SEA LIFE FACTS
The blue crab (Callinectes sapidus) is a member of an order of crustaceans called Brachyura. Blue crabs are found in many places around the world, but this type of crab is native to countries on the western edge of the Atlantic Ocean. Blue crabs are known to consume molluscs, small fish, plants, and even other blue crabs. Since blue crabs are omnivores, their diet includes nearly anything they can get their claws on.
Blue Crabs are a famous cash crop of Maryland and Virginia’s Chesapeake Bay. There are many methods for harvesting blue crabs. Recreational crabbers have a variety of options for crabbing, while commercial crabbers use a trap called a “crab pot.”
Commercial crabbers sort harvested crabs into groups of Jimmies (males), Sooks (mature females), and Sallies (immature females). It may be difficult to recognize blue crab gender differences to the untrained eye, but ask any fisherman or crabber and you’ll find out how easy it can be. The abdomen or “apron” of a blue crab tells us its sex. An apron that has a shape like the US Capital Building tells us that the crab is a mature female. If the apron looks like the Washington monument then we have a male crab. However, one of the easiest ways to tell the difference between a male and female crab is to remember how female crab’s claws are like many human women’s fingernails, they’re painted red.
Related to swordfish and marlin, sailfish is a common name for a sport fish that belongs Istiophoridae family. Its full scientific name is Istophorus Platypterus, which describes its high and wide dorsal fin that resembles a sail. Sailfish have a lifespan of about 4 years, and reproduce all year round. Females can lay up to 50,000 eggs in just one year.
While a sailfish can max out at 10 feet in length, the average sailfish is about six feet long. The maximum weight for a sailfish tops out at around 220 pounds. Sailfish are the fastest marine predator on earth, they can reach a top speed of 68 miles per hour. Their long flexible, and powerful bodies helps them quickly circle and confuse schools of fish until some easily fall victim to the sailfish. Sailfish will eat fish, crustaceans, octopus, and squid; sardine and anchovies are the staples of a sailfish die.
When you think about sea turtles, I’m sure you have a very clear image of what a turtle looks like, but did you know that there are actually seven different sea turtle species? The sea turtle that you clearly pictured in your mind could very well be a cognitive mix of green, hawksbill, loggerhead, flatback, olive ridley or Kemp’s ridley sea turtles.

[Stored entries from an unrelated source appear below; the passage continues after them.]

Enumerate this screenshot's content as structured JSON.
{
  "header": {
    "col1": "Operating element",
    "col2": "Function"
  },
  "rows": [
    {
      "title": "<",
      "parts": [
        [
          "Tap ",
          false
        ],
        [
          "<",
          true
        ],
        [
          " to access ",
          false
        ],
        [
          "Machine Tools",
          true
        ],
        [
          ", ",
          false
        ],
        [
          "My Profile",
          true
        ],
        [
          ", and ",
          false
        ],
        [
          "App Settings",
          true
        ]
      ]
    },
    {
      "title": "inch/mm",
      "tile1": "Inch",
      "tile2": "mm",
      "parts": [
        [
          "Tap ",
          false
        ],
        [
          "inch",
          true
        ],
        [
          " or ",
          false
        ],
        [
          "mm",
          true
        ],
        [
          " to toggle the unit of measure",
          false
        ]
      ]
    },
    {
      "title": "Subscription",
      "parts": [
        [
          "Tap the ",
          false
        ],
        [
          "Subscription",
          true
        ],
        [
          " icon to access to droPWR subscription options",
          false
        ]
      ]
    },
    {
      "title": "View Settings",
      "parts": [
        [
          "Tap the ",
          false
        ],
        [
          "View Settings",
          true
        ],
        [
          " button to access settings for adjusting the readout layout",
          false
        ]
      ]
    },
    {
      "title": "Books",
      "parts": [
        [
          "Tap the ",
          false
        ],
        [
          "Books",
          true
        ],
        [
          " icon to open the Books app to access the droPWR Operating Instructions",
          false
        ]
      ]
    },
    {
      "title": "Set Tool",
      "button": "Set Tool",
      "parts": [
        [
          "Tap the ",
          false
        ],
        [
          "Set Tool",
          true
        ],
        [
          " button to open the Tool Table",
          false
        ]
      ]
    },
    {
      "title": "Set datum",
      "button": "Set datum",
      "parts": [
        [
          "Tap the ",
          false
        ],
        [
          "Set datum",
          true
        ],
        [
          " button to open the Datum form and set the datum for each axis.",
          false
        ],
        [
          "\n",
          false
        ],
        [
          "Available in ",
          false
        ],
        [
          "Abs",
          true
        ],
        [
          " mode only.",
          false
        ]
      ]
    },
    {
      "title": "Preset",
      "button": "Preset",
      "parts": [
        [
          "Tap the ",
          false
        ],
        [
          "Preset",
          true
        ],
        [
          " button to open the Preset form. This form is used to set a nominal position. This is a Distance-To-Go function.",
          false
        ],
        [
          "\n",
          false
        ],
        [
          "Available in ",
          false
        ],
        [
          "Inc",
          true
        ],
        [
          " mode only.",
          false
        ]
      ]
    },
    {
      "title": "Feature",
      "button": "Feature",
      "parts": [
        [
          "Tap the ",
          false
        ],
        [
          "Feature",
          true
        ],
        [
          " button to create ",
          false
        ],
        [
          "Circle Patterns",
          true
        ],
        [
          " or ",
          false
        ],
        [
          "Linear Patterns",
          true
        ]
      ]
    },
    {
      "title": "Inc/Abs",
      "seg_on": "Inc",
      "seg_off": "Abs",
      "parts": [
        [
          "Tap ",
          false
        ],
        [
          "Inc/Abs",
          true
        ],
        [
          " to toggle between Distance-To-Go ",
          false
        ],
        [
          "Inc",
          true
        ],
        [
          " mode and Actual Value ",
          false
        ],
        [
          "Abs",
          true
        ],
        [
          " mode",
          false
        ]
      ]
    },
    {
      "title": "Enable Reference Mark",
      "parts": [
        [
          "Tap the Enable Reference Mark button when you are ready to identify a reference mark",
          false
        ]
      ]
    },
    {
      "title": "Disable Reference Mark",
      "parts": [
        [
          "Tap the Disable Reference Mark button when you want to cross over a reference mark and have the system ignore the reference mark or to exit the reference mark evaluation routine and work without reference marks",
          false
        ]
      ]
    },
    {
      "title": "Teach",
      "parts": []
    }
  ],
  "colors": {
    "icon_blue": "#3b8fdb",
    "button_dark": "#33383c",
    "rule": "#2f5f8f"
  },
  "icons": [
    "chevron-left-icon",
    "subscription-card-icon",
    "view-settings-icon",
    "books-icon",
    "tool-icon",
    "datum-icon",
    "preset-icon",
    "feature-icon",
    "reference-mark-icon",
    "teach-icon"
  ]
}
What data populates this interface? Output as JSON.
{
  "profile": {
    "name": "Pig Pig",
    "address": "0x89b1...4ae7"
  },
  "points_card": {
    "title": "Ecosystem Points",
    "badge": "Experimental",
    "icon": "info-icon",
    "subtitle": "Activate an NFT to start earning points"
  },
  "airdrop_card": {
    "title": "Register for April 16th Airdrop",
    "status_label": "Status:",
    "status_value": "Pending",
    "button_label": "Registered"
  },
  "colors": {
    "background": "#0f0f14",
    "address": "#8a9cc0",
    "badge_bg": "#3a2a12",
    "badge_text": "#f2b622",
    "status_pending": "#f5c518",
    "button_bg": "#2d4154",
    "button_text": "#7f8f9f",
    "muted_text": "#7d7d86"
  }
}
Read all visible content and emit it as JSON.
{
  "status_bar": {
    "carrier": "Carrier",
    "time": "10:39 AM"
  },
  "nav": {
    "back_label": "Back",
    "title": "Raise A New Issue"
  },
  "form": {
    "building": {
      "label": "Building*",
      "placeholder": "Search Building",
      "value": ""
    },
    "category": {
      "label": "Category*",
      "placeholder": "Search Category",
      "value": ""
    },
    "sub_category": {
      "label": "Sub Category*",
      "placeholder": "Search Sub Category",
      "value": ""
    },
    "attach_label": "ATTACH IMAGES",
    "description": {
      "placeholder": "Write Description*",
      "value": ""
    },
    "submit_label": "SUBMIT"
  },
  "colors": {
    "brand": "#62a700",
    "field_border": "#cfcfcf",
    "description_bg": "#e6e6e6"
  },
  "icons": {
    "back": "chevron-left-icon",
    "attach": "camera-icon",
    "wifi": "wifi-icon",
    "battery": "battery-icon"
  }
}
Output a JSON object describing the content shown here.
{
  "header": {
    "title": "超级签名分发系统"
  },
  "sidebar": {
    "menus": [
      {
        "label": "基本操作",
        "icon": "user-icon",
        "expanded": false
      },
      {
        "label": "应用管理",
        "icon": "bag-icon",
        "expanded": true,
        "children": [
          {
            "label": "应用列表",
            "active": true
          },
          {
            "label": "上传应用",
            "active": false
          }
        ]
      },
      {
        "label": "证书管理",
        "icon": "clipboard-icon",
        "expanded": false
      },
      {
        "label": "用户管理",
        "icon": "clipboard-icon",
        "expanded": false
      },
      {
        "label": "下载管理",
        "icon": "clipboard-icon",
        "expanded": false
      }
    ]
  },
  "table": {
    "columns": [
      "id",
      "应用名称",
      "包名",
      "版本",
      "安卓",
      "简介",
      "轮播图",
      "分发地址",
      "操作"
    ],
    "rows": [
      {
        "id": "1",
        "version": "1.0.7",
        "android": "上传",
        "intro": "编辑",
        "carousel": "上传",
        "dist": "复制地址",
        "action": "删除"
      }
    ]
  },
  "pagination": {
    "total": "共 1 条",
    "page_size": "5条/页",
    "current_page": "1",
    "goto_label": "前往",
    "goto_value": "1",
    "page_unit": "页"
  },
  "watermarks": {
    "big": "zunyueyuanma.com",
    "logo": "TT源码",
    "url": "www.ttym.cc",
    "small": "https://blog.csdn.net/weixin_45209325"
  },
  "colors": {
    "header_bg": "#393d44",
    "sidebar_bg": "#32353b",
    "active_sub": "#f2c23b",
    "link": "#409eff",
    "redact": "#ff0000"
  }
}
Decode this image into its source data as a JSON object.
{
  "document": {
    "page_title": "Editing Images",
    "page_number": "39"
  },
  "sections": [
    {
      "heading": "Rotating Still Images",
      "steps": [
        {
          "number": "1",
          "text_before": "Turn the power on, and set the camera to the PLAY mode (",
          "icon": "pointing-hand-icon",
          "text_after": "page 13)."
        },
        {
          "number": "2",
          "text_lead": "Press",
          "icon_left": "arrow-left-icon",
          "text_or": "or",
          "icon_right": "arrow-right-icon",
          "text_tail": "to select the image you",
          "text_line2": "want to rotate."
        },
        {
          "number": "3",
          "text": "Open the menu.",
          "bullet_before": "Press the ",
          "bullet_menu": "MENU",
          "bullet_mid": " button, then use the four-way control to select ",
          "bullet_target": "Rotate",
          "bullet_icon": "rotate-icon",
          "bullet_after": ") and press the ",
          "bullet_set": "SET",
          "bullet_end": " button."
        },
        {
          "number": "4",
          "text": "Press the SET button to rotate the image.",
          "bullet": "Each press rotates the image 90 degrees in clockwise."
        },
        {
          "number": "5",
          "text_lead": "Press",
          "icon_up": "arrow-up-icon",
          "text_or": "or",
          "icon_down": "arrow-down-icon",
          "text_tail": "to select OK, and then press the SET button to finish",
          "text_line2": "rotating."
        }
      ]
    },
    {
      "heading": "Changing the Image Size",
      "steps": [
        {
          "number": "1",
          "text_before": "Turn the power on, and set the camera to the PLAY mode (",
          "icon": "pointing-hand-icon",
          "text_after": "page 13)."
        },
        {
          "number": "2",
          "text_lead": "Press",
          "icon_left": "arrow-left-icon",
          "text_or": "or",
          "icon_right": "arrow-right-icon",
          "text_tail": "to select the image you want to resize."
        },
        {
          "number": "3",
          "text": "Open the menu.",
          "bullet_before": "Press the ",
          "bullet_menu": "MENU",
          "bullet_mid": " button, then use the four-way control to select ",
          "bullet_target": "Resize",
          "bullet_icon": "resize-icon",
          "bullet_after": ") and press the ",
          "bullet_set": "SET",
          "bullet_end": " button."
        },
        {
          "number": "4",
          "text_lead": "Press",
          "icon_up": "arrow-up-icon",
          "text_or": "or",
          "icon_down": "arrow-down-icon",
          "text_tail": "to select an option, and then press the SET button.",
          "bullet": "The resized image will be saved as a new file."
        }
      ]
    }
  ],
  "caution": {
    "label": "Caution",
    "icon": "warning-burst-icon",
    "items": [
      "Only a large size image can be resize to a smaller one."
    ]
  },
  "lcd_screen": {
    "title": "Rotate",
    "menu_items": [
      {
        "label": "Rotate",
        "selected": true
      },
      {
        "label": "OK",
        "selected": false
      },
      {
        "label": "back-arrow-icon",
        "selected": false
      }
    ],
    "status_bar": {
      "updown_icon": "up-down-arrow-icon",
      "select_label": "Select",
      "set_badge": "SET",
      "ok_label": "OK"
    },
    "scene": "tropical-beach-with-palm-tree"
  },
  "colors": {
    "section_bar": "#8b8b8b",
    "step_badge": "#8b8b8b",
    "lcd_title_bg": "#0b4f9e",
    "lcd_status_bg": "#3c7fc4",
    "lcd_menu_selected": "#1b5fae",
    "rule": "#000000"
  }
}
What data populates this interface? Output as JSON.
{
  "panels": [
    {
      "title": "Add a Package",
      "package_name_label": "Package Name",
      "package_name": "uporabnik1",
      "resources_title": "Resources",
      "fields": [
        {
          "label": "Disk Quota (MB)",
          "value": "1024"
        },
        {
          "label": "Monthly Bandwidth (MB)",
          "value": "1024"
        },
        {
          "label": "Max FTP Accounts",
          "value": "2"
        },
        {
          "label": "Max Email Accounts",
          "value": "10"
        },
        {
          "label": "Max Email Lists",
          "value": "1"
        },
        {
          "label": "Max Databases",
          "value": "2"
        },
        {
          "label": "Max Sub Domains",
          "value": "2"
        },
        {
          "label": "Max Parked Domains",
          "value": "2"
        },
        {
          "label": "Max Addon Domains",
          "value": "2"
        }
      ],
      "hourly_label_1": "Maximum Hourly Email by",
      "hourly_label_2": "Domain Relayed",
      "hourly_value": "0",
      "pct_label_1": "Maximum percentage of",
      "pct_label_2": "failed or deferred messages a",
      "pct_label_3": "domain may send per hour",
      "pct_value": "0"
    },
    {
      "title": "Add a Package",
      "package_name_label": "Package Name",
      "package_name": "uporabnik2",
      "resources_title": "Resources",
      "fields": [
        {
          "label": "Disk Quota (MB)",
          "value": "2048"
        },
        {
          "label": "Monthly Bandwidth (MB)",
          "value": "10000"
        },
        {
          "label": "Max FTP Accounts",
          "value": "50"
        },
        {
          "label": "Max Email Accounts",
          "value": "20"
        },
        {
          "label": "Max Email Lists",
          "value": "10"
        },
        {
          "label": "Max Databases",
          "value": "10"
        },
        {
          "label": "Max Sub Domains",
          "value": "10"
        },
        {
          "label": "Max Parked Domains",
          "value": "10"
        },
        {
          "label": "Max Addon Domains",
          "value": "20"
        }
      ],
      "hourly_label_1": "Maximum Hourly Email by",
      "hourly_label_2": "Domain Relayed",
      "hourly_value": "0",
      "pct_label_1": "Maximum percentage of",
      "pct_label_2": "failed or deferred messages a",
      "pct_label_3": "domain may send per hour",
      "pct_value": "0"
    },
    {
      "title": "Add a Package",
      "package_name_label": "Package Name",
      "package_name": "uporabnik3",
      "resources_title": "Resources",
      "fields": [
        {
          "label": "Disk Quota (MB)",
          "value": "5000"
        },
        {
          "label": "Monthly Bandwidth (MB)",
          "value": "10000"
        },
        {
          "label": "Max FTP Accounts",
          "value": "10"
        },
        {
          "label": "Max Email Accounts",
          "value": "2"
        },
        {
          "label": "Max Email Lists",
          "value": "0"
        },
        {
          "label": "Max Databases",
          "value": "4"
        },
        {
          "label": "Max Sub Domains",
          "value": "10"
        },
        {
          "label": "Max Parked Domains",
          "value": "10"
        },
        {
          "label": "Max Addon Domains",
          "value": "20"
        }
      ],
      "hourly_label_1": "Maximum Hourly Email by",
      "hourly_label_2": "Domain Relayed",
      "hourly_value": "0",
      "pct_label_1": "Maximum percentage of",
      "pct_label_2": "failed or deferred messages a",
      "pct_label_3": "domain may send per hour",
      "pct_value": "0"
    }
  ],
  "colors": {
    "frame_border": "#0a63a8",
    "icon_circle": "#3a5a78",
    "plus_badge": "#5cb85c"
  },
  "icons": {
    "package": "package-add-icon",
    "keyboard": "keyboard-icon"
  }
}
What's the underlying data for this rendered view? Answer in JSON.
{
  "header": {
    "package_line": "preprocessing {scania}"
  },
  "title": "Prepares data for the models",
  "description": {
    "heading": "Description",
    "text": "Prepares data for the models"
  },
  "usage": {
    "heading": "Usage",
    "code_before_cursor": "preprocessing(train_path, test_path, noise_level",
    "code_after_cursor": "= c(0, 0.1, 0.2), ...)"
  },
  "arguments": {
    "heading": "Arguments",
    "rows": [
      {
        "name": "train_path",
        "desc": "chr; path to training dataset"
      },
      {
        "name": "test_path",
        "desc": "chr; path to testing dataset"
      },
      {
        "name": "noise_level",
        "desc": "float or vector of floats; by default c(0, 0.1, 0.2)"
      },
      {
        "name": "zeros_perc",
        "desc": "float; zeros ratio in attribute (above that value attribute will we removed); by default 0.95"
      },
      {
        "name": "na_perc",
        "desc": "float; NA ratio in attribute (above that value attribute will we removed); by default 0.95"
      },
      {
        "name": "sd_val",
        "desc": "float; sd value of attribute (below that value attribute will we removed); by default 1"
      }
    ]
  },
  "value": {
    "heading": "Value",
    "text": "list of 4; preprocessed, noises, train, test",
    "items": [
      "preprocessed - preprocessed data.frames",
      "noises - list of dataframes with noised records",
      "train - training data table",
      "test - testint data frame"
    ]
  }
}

All seven species are listed under the Endangered Species Act. The hawksbill, Kemp’s Ridly and leatherback turtles are listed as critically endangered. Humans pose a number of threats to sea turtles. Many cultures around the world harvest sea turtles and their eggs for consumption; the shell and other turtle parts are also used to make decorative ornaments. Humans can also indirectly harm sea turtles by developing real estate on a beach where turtles annually migrate and nest.
A sea turtle’s life begins after hatching from an egg buried beneath sand. Young sea turtle hatchlings have many dangers to be weary of before they even make it to the sea. Newly hatched turtles face attacks from predators like fish, birds, and crabs. If a sea turtle survives, it will drift at sea until it grows to be approximately a foot long. At this point, the sea turtles will move closer to shore to feed.
Sea turtles are believed to have an 80-year lifespan; they reach sexual maturity around age 30. Sea turtles can be found all in every ocean in the world except for the Polar Regions. Male sea turtles spend their whole life at sea. Female sea turtles mate at sea only to return to migrate to a shore every year to nest. The sea turtle’s migration can be very intense, sometimes traveling thousands of miles to lay eggs on the shore.